Extrapyramidal Symptoms: Akathisia, agitation, motor restlessness, dystonic reactions, trismus, torticollis, opisthotonus, oculogyric crises, tremor, muscular rigidity, akinesia.
Tardive Dyskinesia: Chronic use of antipsychotics may be associated with the development of tardive dyskinesia. The salient features of this syndrome are described in the WARNINGS section and subsequently.
The syndrome is characterized by involuntary choreoathetoid movements which variously involve the tongue, face, mouth, lips, or jaw (e.g., protrusion of the tongue, puffing of cheeks, puckering of the mouth, chewing movements), trunk, and extremities. The severity of the syndrome and the degree of impairment produced vary widely.
The syndrome may become clinically recognizable either during treatment, upon dosage reduction, or upon withdrawal of treatment. Movements may decrease in intensity and may disappear altogether if further treatment with antipsychotics is withheld. It is generally believed that reversibility is more likely after short rather than long-term antipsychotic exposure. Consequently, early detection of tardive dyskinesia is important. To increase the likelihood of detecting the syndrome at the earliest possible time, the dosage of antipsychotic drug should be reduced periodically (if clinically possible) and the patient observed for signs of the disorder. This maneuver is critical, for antipsychotic drugs may mask the signs of the syndrome.

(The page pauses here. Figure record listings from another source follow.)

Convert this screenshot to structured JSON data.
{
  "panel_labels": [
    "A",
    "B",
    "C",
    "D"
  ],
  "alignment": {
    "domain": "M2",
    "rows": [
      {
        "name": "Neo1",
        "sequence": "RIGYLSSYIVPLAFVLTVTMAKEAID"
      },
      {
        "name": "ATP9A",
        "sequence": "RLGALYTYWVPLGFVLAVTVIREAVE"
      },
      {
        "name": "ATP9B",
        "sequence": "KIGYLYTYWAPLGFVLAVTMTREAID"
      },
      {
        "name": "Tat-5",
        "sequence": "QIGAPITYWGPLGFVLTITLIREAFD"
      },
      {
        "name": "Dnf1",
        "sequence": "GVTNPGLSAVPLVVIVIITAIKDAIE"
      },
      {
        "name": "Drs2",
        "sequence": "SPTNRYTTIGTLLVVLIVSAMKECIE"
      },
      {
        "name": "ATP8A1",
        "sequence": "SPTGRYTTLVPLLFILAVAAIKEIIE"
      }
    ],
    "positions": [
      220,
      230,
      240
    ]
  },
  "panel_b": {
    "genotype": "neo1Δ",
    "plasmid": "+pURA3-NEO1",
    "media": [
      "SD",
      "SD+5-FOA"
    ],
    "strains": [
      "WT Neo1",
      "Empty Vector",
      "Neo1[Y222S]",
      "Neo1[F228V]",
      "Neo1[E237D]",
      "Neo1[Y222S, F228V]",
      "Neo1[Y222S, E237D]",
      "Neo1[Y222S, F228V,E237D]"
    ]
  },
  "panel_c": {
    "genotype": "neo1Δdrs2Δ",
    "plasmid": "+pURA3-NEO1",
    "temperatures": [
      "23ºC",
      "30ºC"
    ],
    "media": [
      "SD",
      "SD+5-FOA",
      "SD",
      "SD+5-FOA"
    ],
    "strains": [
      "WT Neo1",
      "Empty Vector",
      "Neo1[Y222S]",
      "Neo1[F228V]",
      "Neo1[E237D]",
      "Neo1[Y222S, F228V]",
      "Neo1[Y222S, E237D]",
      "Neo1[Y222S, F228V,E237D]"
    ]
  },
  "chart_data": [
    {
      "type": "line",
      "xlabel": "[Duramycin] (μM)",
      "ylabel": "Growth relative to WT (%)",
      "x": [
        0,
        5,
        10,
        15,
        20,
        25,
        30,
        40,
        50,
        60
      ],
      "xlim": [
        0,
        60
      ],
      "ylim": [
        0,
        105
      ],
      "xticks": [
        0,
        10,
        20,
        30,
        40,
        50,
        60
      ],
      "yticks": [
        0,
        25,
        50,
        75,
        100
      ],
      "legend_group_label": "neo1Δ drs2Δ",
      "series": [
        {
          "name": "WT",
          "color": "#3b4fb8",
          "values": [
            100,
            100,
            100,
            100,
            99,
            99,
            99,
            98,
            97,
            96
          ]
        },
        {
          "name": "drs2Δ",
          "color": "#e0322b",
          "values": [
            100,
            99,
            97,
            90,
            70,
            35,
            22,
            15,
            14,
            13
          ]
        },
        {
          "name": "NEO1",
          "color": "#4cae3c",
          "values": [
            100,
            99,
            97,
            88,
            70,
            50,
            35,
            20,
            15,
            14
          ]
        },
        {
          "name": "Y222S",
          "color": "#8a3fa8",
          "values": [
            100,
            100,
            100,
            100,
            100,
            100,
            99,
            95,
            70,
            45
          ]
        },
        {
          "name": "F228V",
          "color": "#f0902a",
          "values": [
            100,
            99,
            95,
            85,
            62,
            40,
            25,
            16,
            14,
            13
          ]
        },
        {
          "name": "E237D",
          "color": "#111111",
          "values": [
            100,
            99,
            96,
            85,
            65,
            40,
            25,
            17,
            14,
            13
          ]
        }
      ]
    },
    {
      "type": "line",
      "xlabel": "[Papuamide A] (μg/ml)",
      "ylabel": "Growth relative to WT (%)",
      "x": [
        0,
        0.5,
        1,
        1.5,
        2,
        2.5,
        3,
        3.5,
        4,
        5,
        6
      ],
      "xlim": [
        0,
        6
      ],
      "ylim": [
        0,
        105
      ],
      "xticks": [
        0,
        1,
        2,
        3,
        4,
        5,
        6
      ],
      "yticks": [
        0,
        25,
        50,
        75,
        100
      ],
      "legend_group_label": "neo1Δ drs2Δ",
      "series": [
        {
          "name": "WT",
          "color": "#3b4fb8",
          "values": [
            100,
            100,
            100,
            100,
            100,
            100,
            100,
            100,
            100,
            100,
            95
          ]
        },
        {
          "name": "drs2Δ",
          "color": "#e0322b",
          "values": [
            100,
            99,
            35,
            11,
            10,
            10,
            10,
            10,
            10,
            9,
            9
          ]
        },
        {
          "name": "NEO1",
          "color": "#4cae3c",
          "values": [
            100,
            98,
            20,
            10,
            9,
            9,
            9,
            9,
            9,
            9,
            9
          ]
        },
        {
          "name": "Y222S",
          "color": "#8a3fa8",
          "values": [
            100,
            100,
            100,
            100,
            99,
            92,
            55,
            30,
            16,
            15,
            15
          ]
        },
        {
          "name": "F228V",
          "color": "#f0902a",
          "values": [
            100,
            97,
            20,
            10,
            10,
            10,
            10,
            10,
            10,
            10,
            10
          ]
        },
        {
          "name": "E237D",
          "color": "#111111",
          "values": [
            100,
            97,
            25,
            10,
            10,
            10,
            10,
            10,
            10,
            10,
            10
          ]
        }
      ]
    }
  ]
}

Neuroleptic Malignant Syndrome (NMS): Chronic use of antipsychotics may be associated with the development of Neuroleptic Malignant Syndrome. The salient features of this syndrome are described in the WARNINGS section and subsequently. Clinical manifestations of NMS are hyperpyrexia, muscle rigidity, altered mental status, and evidence of autonomic instability (irregular pulse or blood pressure, tachycardia, diaphoresis, and cardiac dysrhythmias).
Endocrine Disturbances: Menstrual irregularities, altered libido, gynecomastia, lactation, weight gain, edema. False positive pregnancy tests have been reported.
Urinary Disturbances: Retention, incontinence.
Others: Hyperpyrexia. Behavioral effects suggestive of a paradoxical reaction have been reported. These include excitement, bizarre dreams, aggravation of psychoses, and toxic confusional states. More recently, a peculiar skin-eye syndrome has been recognized as a side effect following long-term treatment with phenothiazines. This reaction is marked by progressive pigmentation of areas of the skin or conjunctiva and/or accompanied by discoloration of the exposed sclera and cornea. Opacities of the anterior lens and cornea described as irregular or stellate in shape have also been reported. Systemic lupus erythematosus-like syndrome.